Malica, outra das voluntárias da AHDC, não esconde a sua satisfação quando Diogo bate palmas em cima do cavalo. Já na sessão anterior ela percebera que, apesar do aparente alheamento sobre o que o rodeava, Diogo seguia o pai com os olhos quando este se deslocava e ficara contente quando o jovem resistiu à mão com que o segurava. Os gestos que Diogo efectua agora sobre a montada trazem-lhe novo sinal: “este menino está a reagir, isto é muito bom!”
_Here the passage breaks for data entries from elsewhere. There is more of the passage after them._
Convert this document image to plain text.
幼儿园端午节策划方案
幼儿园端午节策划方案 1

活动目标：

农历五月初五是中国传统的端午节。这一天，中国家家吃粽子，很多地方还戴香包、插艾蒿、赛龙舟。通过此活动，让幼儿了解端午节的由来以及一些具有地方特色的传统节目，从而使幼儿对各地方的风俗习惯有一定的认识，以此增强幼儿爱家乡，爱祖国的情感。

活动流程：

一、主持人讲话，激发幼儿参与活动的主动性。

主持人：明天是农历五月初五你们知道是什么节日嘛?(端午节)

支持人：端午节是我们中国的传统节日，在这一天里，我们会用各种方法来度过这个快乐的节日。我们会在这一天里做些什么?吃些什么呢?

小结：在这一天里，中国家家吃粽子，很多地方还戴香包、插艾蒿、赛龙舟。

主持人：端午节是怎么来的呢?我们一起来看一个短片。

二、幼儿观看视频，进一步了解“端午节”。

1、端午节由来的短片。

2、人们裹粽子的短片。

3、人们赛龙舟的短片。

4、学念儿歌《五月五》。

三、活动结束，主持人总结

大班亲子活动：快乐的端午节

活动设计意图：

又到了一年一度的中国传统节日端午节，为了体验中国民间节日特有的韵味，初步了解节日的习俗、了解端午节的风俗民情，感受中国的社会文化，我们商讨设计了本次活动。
Equitação adaptada para competir a sério


Mas não se pense que o tratamento pelos equídeos termina na hipoterapia. Como afirma Carlos Lopes, do centro hípico da Quinta do Senhor da Serra, em Belas, “a equitação terapêutica é uma etapa que nos permite partir para uma verdadeira reintegração social destas pessoas através da aposta na equitação adaptada”. Esta modalidade permite aos seus praticantes o desenvolvimento de capacidades que lhes vão facultar a autonomia no manejo dos cavalos e, inclusivamente, participar em competições nacionais e internacionais.
Se tal é importante sobre o ponto de vista físico, as proporções a nível psicológico são muito maiores. Para quem sempre sentiu limitações inerentes à sua condição física, a possibilidade de as ultrapassar e atingir lugares de pódio é no mínimo encorajadora. Com este intuito Carlos Lopes é um dos mais acérrimos impulsionadores da equitação adaptada, empenhando-se, no ano de 2002, em trazer o Campeonato Europeu para Portugal: “Se nós não tínhamos dinheiro nem apoios para levar os nossos cavaleiros à Europa, trouxemos a Europa até Portugal” diz, continuando: “se temos praticantes, não podemos ficar parados! Temos o dever de investir nestas pessoas, mostrar-lhes novos horizontes, fazê-los acreditar que podem e devem fazer tudo para ultrapassar as suas dificuldades físicas.”
Sendo a prática da equitação adaptada ainda mais recente do que a da hipoterapia, os atletas portugueses, maioritariamente sem apoios, dependem quase exclusivamente de si e da boa vontade dos seus treinadores para o bom desempenho da modalidade e apresentação em concursos. A título de exemplo, até fins de Fevereiro de 2005, ainda não existia qualquer calendário de provas que permitisse aos atletas competirem entre si e aferirem dos progressos alcançados.
Outro problema que se coloca são as dificuldades que a maior parte dos cavaleiros tem em adquirir um cavalo que se adapte às suas condições físicas. “Uma solução possível poderia ser a parceria entre alguns criadores, que cederiam cavalos, e os atletas, que os representariam nas competições”, sugere Lurdes Cardiga, do CEJC, centro ao qual pertence Sara Duarte, um dos exemplos de sucesso possível de alcançar.
Sara, que ficou em terceiro lugar no Campeonato Nacional de Equitação Adaptada em 2004, tem vinte anos e começou a praticar equitação aos sete. Apesar da paralisia cerebral que a afecta, a jovem tem hoje uma vida autónoma, frequenta o primeiro ano do curso de farmácia e é motivo de orgulho do seu treinador, João Cardiga, que afirma retirar do seu trabalho como técnico de equitação adaptada “um prazer muito pessoal que é o de assistir à evolução miúdos marcados por dificuldades, tornando-se autónomos até ao ponto onde está a Sara”.

"É possível"

Marco Mateus tem catorze anos e chegou ao centro equestre de Belas há 3. Uma paralisia cerebral à nascença marcava-lhe a força, o equilíbrio, as capacidades físicas. Na sequência das sessões de hipoterapia, Carlos Lopes viu nele as potencialidades necessárias a um atleta de equitação adaptada e decidiu investir no jovem cavaleiro a quem exige treino e persistência. Como o próprio treinador afirma: “ele tem hipóteses, em cima do cavalo é igual a qualquer outro. Se tiver a força de vontade suficiente pode perfeitamente ultrapassar todas as dificuldades físicas e chegar às competições”.
Para já, Marco vai construindo a sua própria autonomia. Quer ser informático e para o conseguir divide o seu tempo entre o estudo e a equitação. Sente melhorias relativamente a força muscular e ao equilíbrio embora por vezes sobrevenha o desânimo dos treinos repetidos mas, para essas ocasiões, lá estão a mãe e os dois treinadores, Carlos Lopes e Miguel Gomes, repetindo-lhe que: é possível.